もちろん彼はこの能力をひた隠しにして生きてきた。
彼は幼い頃、両親に捨てられて施設で暮らしていた。ボロボロの恰好で言葉も話せなかったそうだ。その頃の記憶はほどんどないが、何かから逃げている記憶だけは朧気にあった。
「バレたら絶対にヤバい組織に連れていかれる……!」
自分の能力に気が付いた幼い陸は、両親はそのせいで自分を捨てたか、もしくは既に悪の組織の手に落ちたのかもしれないと考えた。
(さて、遊んだらきっちり稼がないと……)
楽しい0泊2日の旅行を終えて、月曜日から仕事だと思うと急激に憂鬱な気分に襲われていた。テレポート能力があっても、生活費は稼げない。
「生きてるだけでなんでこんな金がかかんだろ~」
「それな~」
上司や同僚達と居酒屋でぐだつきながらストレス解消だ。会社に不満がないわけではないが、同僚には恵まれたと思っている。それを友人に言うと、社畜の第一歩だ、と辛辣なコメントを貰った。
「またお前他の客に絡まれてたな」
「それな~ダルいわ」
人畜無害そうな顔をしているからか、酒に酔った客に度々絡まれていた。
「麻倉くんは他のお客さん庇ってたからだよ。あのオヤジ、女の子に声かけまくっててさ」
「あたしにもさっきベタベタ触ってきてさ。麻倉くんがバシっと注意してくれたのよ」
「マジか! やるじゃん」
「へへへ」
少し照れながら頭をかいた。見てくれている人はちゃんといる、そのことがわかっていたから、陸は出来る範囲の善意はするようにしている。
「ええ! 気づかなかった……悪かったな……」
「いやいや、別に何にもなかったですし」
後からそのことを知った気のいい上司が自分がちゃんと対応するべきだった……と少し凹んでいた。
(まあ俺には、いざとなれば逃げられるってのがあるからな)
それが自分の気を大きくしている自覚はあった。陸はテレポート能力で自分の痛みすら移動させられるのだ。だから相手が殴り掛かってきても問題ない。まるっと全て相手に返すことが出来る。
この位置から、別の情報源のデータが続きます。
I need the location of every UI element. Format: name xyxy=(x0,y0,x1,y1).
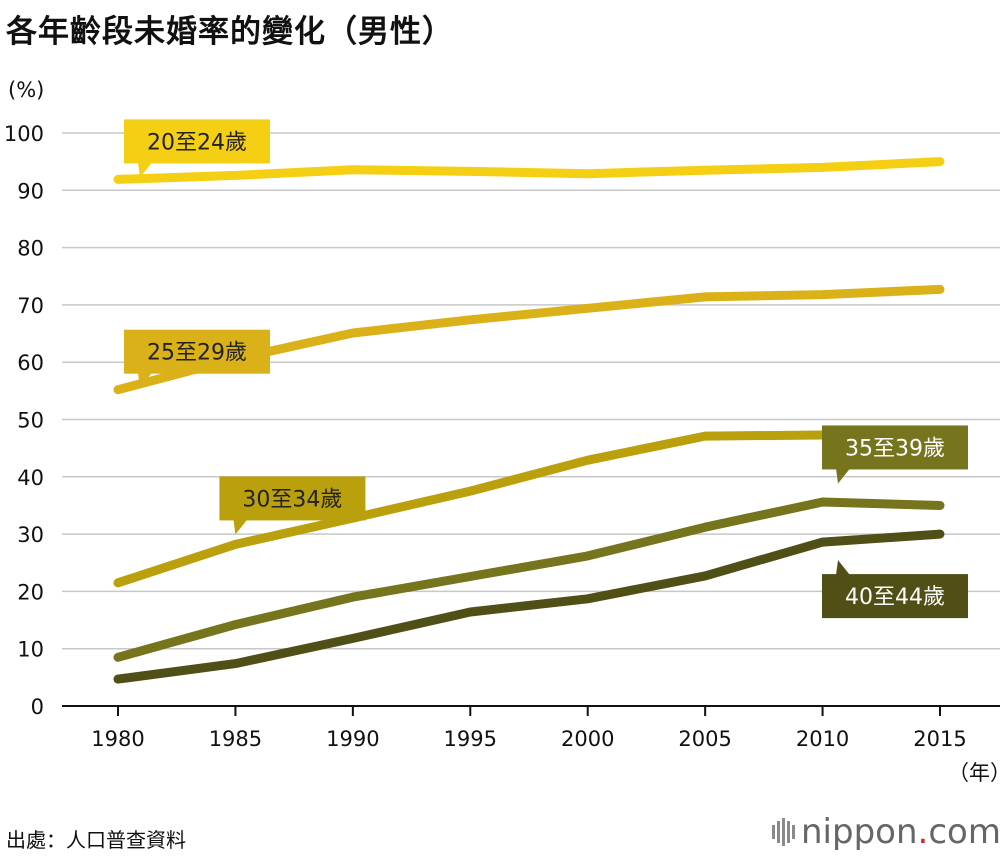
data-point xyxy=(586,554,590,558)
logo-tld: com xyxy=(928,812,1000,852)
y-tick-label: 40 xyxy=(17,466,44,490)
data-point xyxy=(233,542,237,546)
series-label-text: 40至44歲 xyxy=(845,585,945,610)
data-point xyxy=(116,177,120,181)
series-label-text: 25至29歲 xyxy=(147,341,247,366)
data-point xyxy=(233,173,237,177)
data-point xyxy=(703,525,707,529)
data-point xyxy=(351,331,355,335)
series-label-0: 20至24歲 xyxy=(124,119,270,178)
data-point xyxy=(116,677,120,681)
nippon-logo[interactable]: nippon. com xyxy=(772,812,1000,852)
series-line-4 xyxy=(113,529,945,684)
data-point xyxy=(468,489,472,493)
data-point xyxy=(586,597,590,601)
y-tick-label: 0 xyxy=(31,695,44,719)
data-point xyxy=(703,295,707,299)
y-tick-label: 30 xyxy=(17,523,44,547)
data-point xyxy=(468,575,472,579)
line-chart: 0 10 20 30 40 50 60 70 80 90 100 1980 1985 1990 1995 2… xyxy=(4,119,1000,751)
x-axis-unit: （年） xyxy=(948,761,1000,785)
data-point xyxy=(821,165,825,169)
y-tick-label: 70 xyxy=(17,294,44,318)
series-label-3: 35至39歲 xyxy=(822,425,968,484)
data-point xyxy=(938,503,942,507)
y-tick-label: 100 xyxy=(4,122,44,146)
data-point xyxy=(938,532,942,536)
y-tick-label: 20 xyxy=(17,580,44,604)
data-point xyxy=(233,662,237,666)
data-point xyxy=(586,458,590,462)
data-point xyxy=(821,540,825,544)
y-tick-label: 10 xyxy=(17,638,44,662)
data-point xyxy=(468,318,472,322)
series-label-1: 25至29歲 xyxy=(124,329,270,388)
data-point xyxy=(351,595,355,599)
x-tick-label: 1990 xyxy=(326,727,379,751)
logo-name: nippon xyxy=(801,812,918,852)
data-point xyxy=(116,388,120,392)
data-point xyxy=(821,293,825,297)
logo-bars-icon xyxy=(772,818,795,846)
data-point xyxy=(703,574,707,578)
data-point xyxy=(938,160,942,164)
x-tick-label: 2010 xyxy=(796,727,849,751)
data-point xyxy=(116,655,120,659)
series-label-text: 30至34歲 xyxy=(242,487,342,512)
series-line-2 xyxy=(113,430,945,588)
x-tick-label: 2000 xyxy=(561,727,614,751)
chart-title: 各年齡段未婚率的變化（男性） xyxy=(6,14,454,50)
data-point xyxy=(116,581,120,585)
y-axis-unit: (%) xyxy=(8,78,45,102)
data-point xyxy=(821,500,825,504)
series-label-text: 20至24歲 xyxy=(147,130,247,155)
series-label-4: 40至44歲 xyxy=(822,560,968,619)
data-point xyxy=(351,168,355,172)
x-tick-label: 1980 xyxy=(91,727,144,751)
data-point xyxy=(703,434,707,438)
source-note: 出處：人口普查資料 xyxy=(6,828,186,852)
data-point xyxy=(938,287,942,291)
logo-dot: . xyxy=(917,812,929,852)
y-tick-label: 60 xyxy=(17,351,44,375)
data-point xyxy=(468,610,472,614)
x-tick-label: 2005 xyxy=(678,727,731,751)
x-tick-label: 1995 xyxy=(444,727,497,751)
data-point xyxy=(351,636,355,640)
data-point xyxy=(233,623,237,627)
y-tick-label: 50 xyxy=(17,409,44,433)
series-line-3 xyxy=(113,497,945,662)
y-tick-label: 90 xyxy=(17,179,44,203)
series-line-0 xyxy=(113,157,945,184)
x-tick-label: 1985 xyxy=(209,727,262,751)
series-label-text: 35至39歲 xyxy=(845,436,945,461)
data-point xyxy=(468,169,472,173)
y-tick-label: 80 xyxy=(17,237,44,261)
series-label-2: 30至34歲 xyxy=(219,476,366,535)
data-point xyxy=(586,172,590,176)
data-point xyxy=(703,168,707,172)
x-tick-label: 2015 xyxy=(913,727,966,751)
data-point xyxy=(586,306,590,310)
その力は幼い頃、近所のガキ大将から毎日殴ったり蹴られたりした時に発動した。
「税金で生きてる施設のヤロォのくせ生意気なんなよ!」
ただそれだけの理由でターゲットにされたのだ。
あまりにも痛かったからか、もしくはピンチだったからか、陸は自身の身体に関わるものも移動できると気が付いたのだ。もちろん、移動先を具体的に想像出来なければいけなかったが、目の前で殴り掛かってくる相手を想像するのは簡単だ。
ガキ大将はあまりの痛みに大泣きしていたが、目撃者は多く、しかも傷跡は陸の方に残っていたので、ガキ大将のイジメが発覚するきっかけになり、その両親が施設で涙を流しながら幼い陸に深く深く頭を下げた。もちろんたくさんのお見舞いの品も持って。
(こんな普通の親がいてもあんな人間になるんだな)
陸にはそれが不思議だった。
傷跡を自分に残したのは陸の悪知恵だが、常に意識しなければ痛みの移動は継続できなかった。試しに膝の傷痕を例のガキ大将に移すと、その痛みも一緒に移動し消え去った。
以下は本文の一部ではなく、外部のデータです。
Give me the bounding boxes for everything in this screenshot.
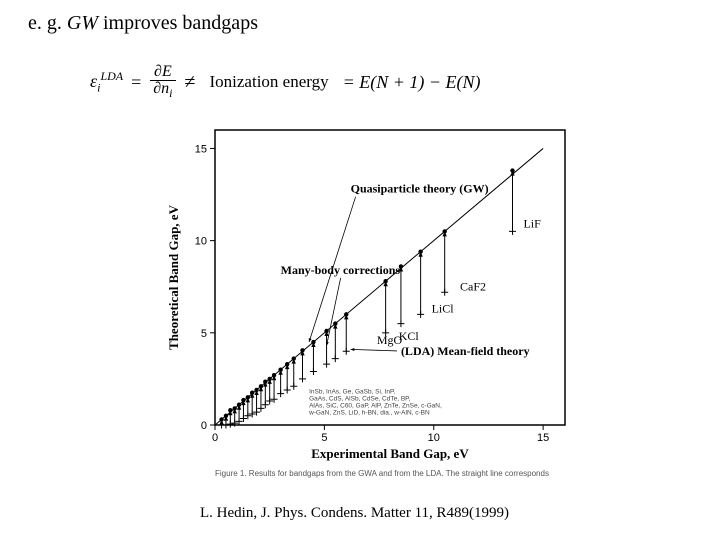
gw-point [237,403,241,407]
annotation-leader [351,349,397,351]
lda-point [222,422,229,429]
eq-den-sub: i [169,87,172,101]
annotation-arrowhead [351,348,355,351]
lda-point [397,320,404,327]
materials-line: InSb, InAs, Ge, GaSb, Si, InP, [309,389,395,396]
lda-point [227,421,234,428]
lda-point [332,355,339,362]
lda-point [417,311,424,318]
y-tick-label: 10 [195,236,207,248]
y-tick-label: 15 [195,143,207,155]
gw-point [241,398,245,402]
gw-point [250,391,254,395]
gw-point [219,417,223,421]
gw-point [311,340,315,344]
x-tick-label: 10 [428,432,440,444]
x-axis-label: Experimental Band Gap, eV [311,446,469,461]
gw-point [510,168,514,172]
heading-gw: GW [67,12,98,34]
ionization-energy-label: Ionization energy [204,72,335,92]
x-tick-label: 5 [321,432,327,444]
eq-epsilon: εiLDA [90,69,123,96]
gw-point [344,312,348,316]
annotation-lda: (LDA) Mean-field theory [401,344,530,358]
eq-equals1: = [131,72,141,93]
gw-point [292,356,296,360]
gw-point [228,408,232,412]
eq-num-E: E [162,63,172,80]
gw-point [224,414,228,418]
heading-rest: improves bandgaps [98,12,258,34]
annotation-quasiparticle: Quasiparticle theory (GW) [351,182,489,196]
lda-point [249,410,256,417]
x-tick-label: 15 [537,432,549,444]
gw-point [285,362,289,366]
y-axis-label: Theoretical Band Gap, eV [166,204,181,350]
gw-point [418,249,422,253]
gw-point [278,367,282,371]
gw-point [267,377,271,381]
citation-text: L. Hedin, J. Phys. Condens. Matter 11, R… [200,505,509,522]
annotation-kcl: KCl [399,329,420,343]
materials-line: AlAs, SiC, C60, GaP, AlP, ZnTe, ZnSe, c-… [309,403,442,410]
gw-point [300,348,304,352]
lda-point [266,398,273,405]
gw-point [442,229,446,233]
lda-point [323,361,330,368]
lda-point [441,289,448,296]
eq-eps-sup: LDA [100,69,123,83]
bandgap-chart: 00 5 5 10 10 15 15 Experimental Band Gap, eV The… [160,120,580,480]
annotation-arrowhead [309,338,312,342]
annotation-leader [327,278,341,346]
lda-point [343,348,350,355]
lda-point [299,375,306,382]
materials-line: GaAs, CdS, AlSb, CdSe, CdTe, BP, [309,396,411,403]
y-tick-label: 5 [201,328,207,340]
eq-fraction: ∂E ∂ni [149,64,176,99]
gw-point [263,379,267,383]
page-heading: e. g. GW improves bandgaps [28,12,258,35]
gw-point [259,384,263,388]
annotation-caf2: CaF2 [460,279,486,293]
materials-line: w-GaN, ZnS, LiD, h-BN, dia., w-AlN, c-BN [308,410,430,417]
lda-point [257,405,264,412]
gw-point [333,321,337,325]
annotation-licl: LiCl [432,302,455,316]
gw-point [254,388,258,392]
gw-point [232,406,236,410]
lda-point [284,386,291,393]
eq-den-n: n [161,80,169,97]
lda-point [310,368,317,375]
lda-point [271,396,278,403]
eq-num-d: ∂ [154,63,162,80]
eq-neq: ≠ [185,71,196,94]
lda-point [277,390,284,397]
chart-svg: 00 5 5 10 10 15 15 Experimental Band Gap, eV The… [160,120,580,480]
gw-point [324,329,328,333]
annotation-lif: LiF [523,217,541,231]
gw-point [383,279,387,283]
equation-row: εiLDA = ∂E ∂ni ≠ Ionization energy = E(N… [90,58,650,106]
x-tick-label: 0 [212,432,218,444]
annotation-manybody: Many-body corrections [281,263,401,277]
lda-point [509,228,516,235]
eq-den-d: ∂ [153,80,161,97]
figure-caption: Figure 1. Results for bandgaps from the … [215,469,549,478]
eq-rhs: = E(N + 1) − E(N) [343,72,481,93]
y-tick-label: 0 [201,420,207,432]
heading-prefix: e. g. [28,12,67,34]
lda-point [290,383,297,390]
lda-point [253,409,260,416]
gw-point [272,373,276,377]
lda-point [262,401,269,408]
gw-point [246,395,250,399]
陸にとってこれはかなり大きな収穫だ。どんな怪我をしても誰かに移せばそれで解決する。
(俺、最強じゃん!)
一瞬、興奮で胸が高鳴った。だが、
(でも……誰に移す?)
それが何より大きな問題だった。
(やられた相手に返すのはいいとして、ただの事故や怪我は……?)
その夜、陸の体は少しばかり痛んだ。
その後余罪が発覚したガキ大将一家は引っ越したが、そいつを倒したという噂が回ったおかげで、それ以降誰も施設の子に手を出すことはなかった。
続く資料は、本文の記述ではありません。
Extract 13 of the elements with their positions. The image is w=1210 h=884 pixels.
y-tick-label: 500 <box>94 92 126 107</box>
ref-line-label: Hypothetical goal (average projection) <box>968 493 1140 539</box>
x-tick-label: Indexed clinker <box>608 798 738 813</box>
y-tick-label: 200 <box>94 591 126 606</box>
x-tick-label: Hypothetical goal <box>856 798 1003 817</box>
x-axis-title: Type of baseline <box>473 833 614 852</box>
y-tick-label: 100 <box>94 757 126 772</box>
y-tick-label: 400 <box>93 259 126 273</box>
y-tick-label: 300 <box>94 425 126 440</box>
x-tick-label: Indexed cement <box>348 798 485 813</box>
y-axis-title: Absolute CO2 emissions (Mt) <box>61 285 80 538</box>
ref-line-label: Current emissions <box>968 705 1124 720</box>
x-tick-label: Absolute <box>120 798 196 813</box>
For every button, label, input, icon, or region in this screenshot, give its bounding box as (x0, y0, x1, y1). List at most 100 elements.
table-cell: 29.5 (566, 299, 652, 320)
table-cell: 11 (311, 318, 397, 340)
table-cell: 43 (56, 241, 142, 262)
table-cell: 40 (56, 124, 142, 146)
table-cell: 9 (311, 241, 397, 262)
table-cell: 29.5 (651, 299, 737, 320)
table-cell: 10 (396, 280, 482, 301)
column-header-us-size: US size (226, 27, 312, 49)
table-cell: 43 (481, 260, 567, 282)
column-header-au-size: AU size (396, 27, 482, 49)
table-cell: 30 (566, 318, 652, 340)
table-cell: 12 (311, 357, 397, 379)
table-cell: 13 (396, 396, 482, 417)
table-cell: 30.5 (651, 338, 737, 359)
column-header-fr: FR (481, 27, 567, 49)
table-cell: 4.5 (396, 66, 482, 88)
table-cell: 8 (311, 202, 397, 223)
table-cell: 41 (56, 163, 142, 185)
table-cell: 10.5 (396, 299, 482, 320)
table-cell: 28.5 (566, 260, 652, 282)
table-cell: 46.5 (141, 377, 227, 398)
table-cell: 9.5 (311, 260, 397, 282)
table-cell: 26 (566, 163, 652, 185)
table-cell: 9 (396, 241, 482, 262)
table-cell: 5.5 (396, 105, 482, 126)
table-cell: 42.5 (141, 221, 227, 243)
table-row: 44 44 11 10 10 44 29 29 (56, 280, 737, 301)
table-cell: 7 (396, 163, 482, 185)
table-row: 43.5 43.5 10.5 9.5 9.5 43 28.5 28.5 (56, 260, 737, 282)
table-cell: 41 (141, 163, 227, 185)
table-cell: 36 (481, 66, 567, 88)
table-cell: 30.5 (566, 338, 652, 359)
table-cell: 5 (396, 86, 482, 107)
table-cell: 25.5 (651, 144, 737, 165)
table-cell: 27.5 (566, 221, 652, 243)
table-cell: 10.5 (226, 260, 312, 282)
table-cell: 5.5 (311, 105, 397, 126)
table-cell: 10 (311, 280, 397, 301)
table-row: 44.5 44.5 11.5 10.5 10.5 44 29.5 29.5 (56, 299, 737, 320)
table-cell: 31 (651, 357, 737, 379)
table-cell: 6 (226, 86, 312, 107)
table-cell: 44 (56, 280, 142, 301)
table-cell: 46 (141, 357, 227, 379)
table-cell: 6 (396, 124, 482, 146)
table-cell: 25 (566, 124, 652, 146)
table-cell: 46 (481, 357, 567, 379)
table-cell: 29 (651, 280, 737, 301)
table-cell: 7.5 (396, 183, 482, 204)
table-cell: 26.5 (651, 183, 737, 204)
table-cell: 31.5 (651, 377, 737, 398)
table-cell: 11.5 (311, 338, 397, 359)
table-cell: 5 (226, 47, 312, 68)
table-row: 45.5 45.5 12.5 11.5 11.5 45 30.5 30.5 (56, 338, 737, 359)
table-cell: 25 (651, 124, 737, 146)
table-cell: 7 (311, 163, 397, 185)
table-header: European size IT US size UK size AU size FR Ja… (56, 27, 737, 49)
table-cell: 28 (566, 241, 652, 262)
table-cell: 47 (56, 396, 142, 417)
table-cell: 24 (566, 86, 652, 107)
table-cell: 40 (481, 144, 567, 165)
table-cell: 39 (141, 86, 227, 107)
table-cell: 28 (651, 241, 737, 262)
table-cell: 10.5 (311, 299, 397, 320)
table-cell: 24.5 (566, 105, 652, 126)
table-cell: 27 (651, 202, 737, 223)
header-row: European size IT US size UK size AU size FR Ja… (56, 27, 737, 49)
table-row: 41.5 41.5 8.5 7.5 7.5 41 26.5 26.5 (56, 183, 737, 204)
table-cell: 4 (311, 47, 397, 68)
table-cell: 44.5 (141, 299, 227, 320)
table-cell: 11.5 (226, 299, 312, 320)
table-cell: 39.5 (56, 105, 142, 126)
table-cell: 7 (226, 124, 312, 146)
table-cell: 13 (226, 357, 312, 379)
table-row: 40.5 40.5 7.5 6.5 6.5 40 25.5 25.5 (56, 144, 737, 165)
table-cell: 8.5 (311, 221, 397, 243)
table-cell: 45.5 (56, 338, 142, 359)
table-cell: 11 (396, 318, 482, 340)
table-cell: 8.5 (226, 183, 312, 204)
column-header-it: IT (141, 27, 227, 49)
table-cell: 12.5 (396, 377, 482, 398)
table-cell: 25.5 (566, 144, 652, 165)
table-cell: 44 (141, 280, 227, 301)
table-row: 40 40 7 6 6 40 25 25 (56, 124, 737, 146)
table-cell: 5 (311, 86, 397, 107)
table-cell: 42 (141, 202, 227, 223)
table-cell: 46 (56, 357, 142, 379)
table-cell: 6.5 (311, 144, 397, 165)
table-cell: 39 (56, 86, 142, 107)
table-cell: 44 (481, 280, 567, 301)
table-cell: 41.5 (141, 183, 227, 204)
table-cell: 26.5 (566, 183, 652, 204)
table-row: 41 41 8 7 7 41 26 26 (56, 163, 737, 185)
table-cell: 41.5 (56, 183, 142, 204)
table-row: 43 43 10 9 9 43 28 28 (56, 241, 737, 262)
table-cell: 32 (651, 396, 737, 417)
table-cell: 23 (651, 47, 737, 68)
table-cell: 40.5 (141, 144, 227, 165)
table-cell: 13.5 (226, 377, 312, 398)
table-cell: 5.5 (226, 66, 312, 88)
「麻倉って結構遠くから通ってるよな。終電とか大丈夫なのか?」
「ああ。運動がてらランニングしてんだ」
それらしく運動着と靴を鞄に入れてはいたが、まともに着たことはない。普段はヒョイ! とテレポートで一瞬だ。少し大きな荷物だったが、陸には苦にもならない。だから会社から通っても違和感のないギリギリ、家賃の安い部屋を借りていた。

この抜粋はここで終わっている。